Stephen Brook finds out how the new generation of energetic young winemakers in Bordeaux is rising to the daily challenges of managing the top estates...
Bordeaux’s Basile Tesseron of Château Lafon-Rochet 4CC
For Basile Tesseron of Lafon-Rochet in St-Estèphe, the path to the family château was more circuitous. He studied marketing and business in Bordeaux, Edinburgh and Germany, and has further degrees in management and winery management. Various jobs followed – running international communications for a luxury brands company in London, working for Zachys in New York, and spending a few months in Argentina with the French-owned Fabre Montmayou estate.
‘I have never worked so hard in my life as I did in Mendoza –19 hours a day. But it was a wonderful place and a great experience,’ says Basile. ‘Still, it wasn’t really my intention to make a career in wine and I had always been more involved in marketing.‘My father had never had much confidence in France and in the future of the wine business, and fully expected that at some point Lafon-Rochet would have to be sold. I wasn’t discouraged. I just accepted that’s the way things were. I was happy to forge my own career.’
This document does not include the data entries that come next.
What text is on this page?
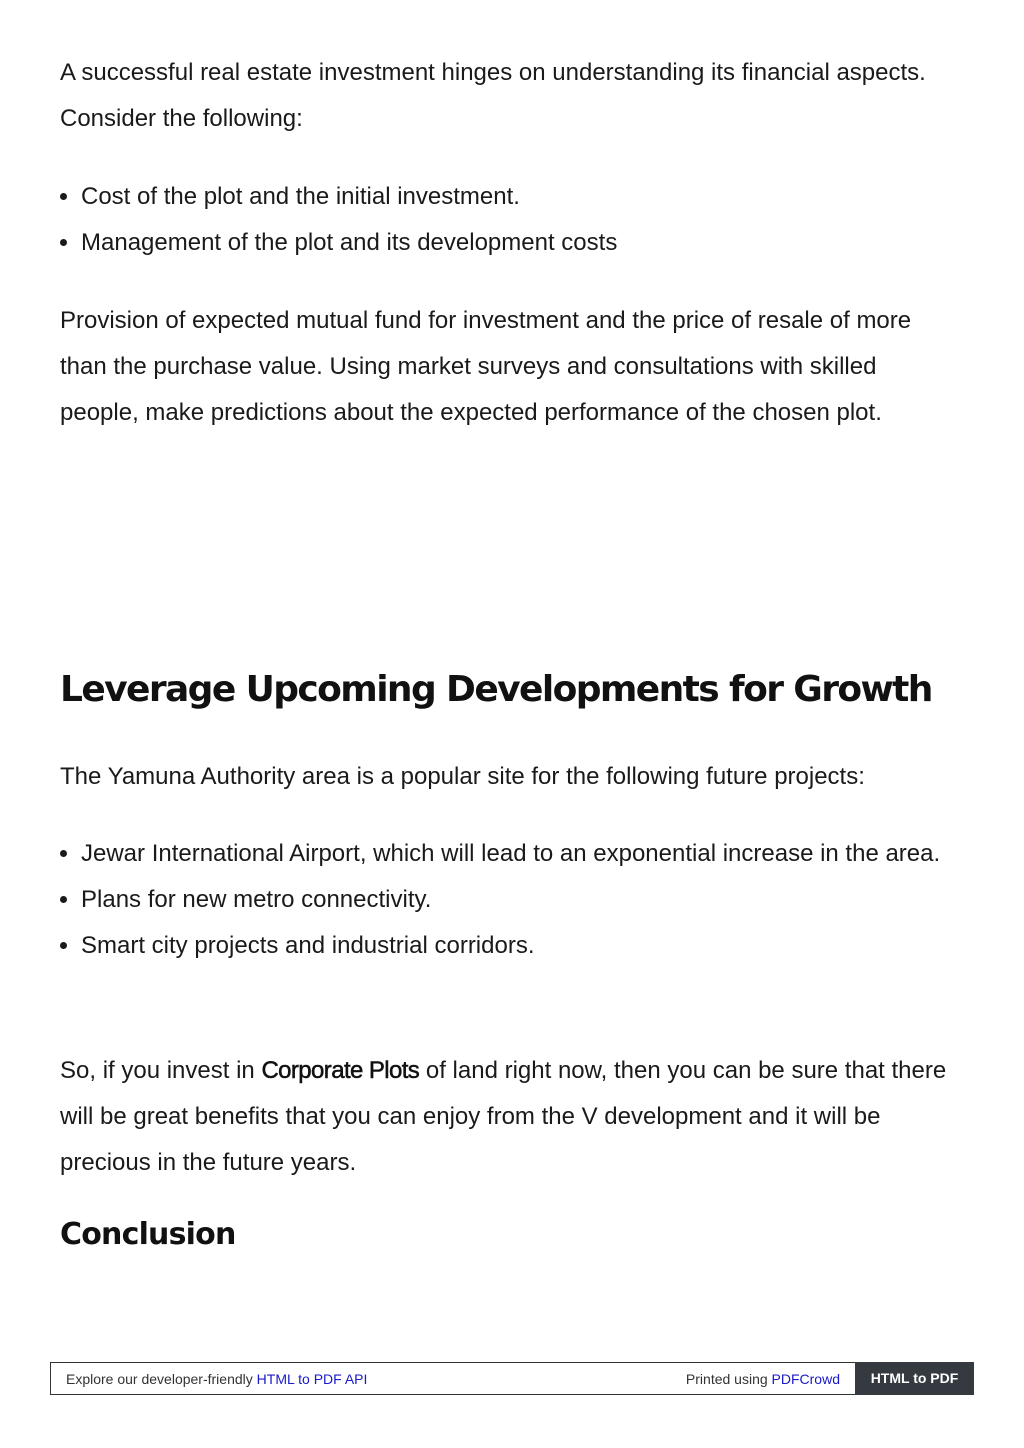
A successful real estate investment hinges on understanding its financial aspects. Consider the following:

• Cost of the plot and the initial investment.
• Management of the plot and its development costs

Provision of expected mutual fund for investment and the price of resale of more than the purchase value. Using market surveys and consultations with skilled people, make predictions about the expected performance of the chosen plot.

Leverage Upcoming Developments for Growth

The Yamuna Authority area is a popular site for the following future projects:

• Jewar International Airport, which will lead to an exponential increase in the area.
• Plans for new metro connectivity.
• Smart city projects and industrial corridors.

So, if you invest in Corporate Plots of land right now, then you can be sure that there will be great benefits that you can enjoy from the V development and it will be precious in the future years.

Conclusion
Explore our developer-friendly HTML to PDF API	Printed using PDFCrowd	HTML to PDF
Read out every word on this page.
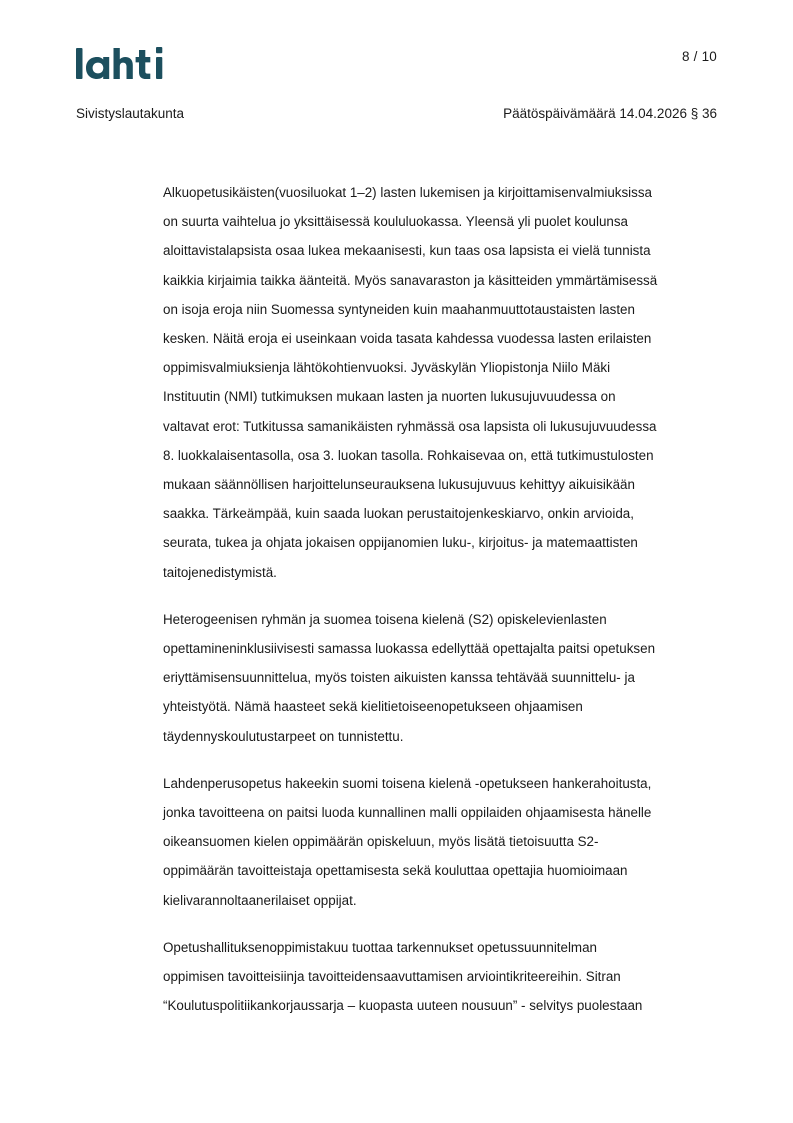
8 / 10
Sivistyslautakunta	Päätöspäivämäärä 14.04.2026 § 36

Alkuopetusikäisten(vuosiluokat 1–2) lasten lukemisen ja kirjoittamisenvalmiuksissa
on suurta vaihtelua jo yksittäisessä koululuokassa. Yleensä yli puolet koulunsa
aloittavistalapsista osaa lukea mekaanisesti, kun taas osa lapsista ei vielä tunnista
kaikkia kirjaimia taikka äänteitä. Myös sanavaraston ja käsitteiden ymmärtämisessä
on isoja eroja niin Suomessa syntyneiden kuin maahanmuuttotaustaisten lasten
kesken. Näitä eroja ei useinkaan voida tasata kahdessa vuodessa lasten erilaisten
oppimisvalmiuksienja lähtökohtienvuoksi. Jyväskylän Yliopistonja Niilo Mäki
Instituutin (NMI) tutkimuksen mukaan lasten ja nuorten lukusujuvuudessa on
valtavat erot: Tutkitussa samanikäisten ryhmässä osa lapsista oli lukusujuvuudessa
8. luokkalaisentasolla, osa 3. luokan tasolla. Rohkaisevaa on, että tutkimustulosten
mukaan säännöllisen harjoittelunseurauksena lukusujuvuus kehittyy aikuisikään
saakka. Tärkeämpää, kuin saada luokan perustaitojenkeskiarvo, onkin arvioida,
seurata, tukea ja ohjata jokaisen oppijanomien luku-, kirjoitus- ja matemaattisten
taitojenedistymistä.

Heterogeenisen ryhmän ja suomea toisena kielenä (S2) opiskelevienlasten
opettamineninklusiivisesti samassa luokassa edellyttää opettajalta paitsi opetuksen
eriyttämisensuunnittelua, myös toisten aikuisten kanssa tehtävää suunnittelu- ja
yhteistyötä. Nämä haasteet sekä kielitietoiseenopetukseen ohjaamisen
täydennyskoulutustarpeet on tunnistettu.

Lahdenperusopetus hakeekin suomi toisena kielenä -opetukseen hankerahoitusta,
jonka tavoitteena on paitsi luoda kunnallinen malli oppilaiden ohjaamisesta hänelle
oikeansuomen kielen oppimäärän opiskeluun, myös lisätä tietoisuutta S2-
oppimäärän tavoitteistaja opettamisesta sekä kouluttaa opettajia huomioimaan
kielivarannoltaanerilaiset oppijat.

Opetushallituksenoppimistakuu tuottaa tarkennukset opetussuunnitelman
oppimisen tavoitteisiinja tavoitteidensaavuttamisen arviointikriteereihin. Sitran
“Koulutuspolitiikankorjaussarja – kuopasta uuteen nousuun” - selvitys puolestaan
There followed a spell working in the export department with the famous Bordeaux négociant house Duclot. It was a chance encounter in London with a bottle of 1990 Burgundy – Romanée-St Vivant from Domaine Leroy – that all of a sudden sparked a wish to return to the family estate. So in 2007 he joined his father Michel as general manager.
After his father retired in 2011 Basile took over, although Michel steps in temporarily when his son is travelling. ‘He doesn’t interfere but I know I can always turn to him or my uncle Alfred at Pontet- Canet for advice at any time. I’m not just occupied by sales and administration. I adore the whole business of winemaking, so I’m closely involved in that aspect of it, too.’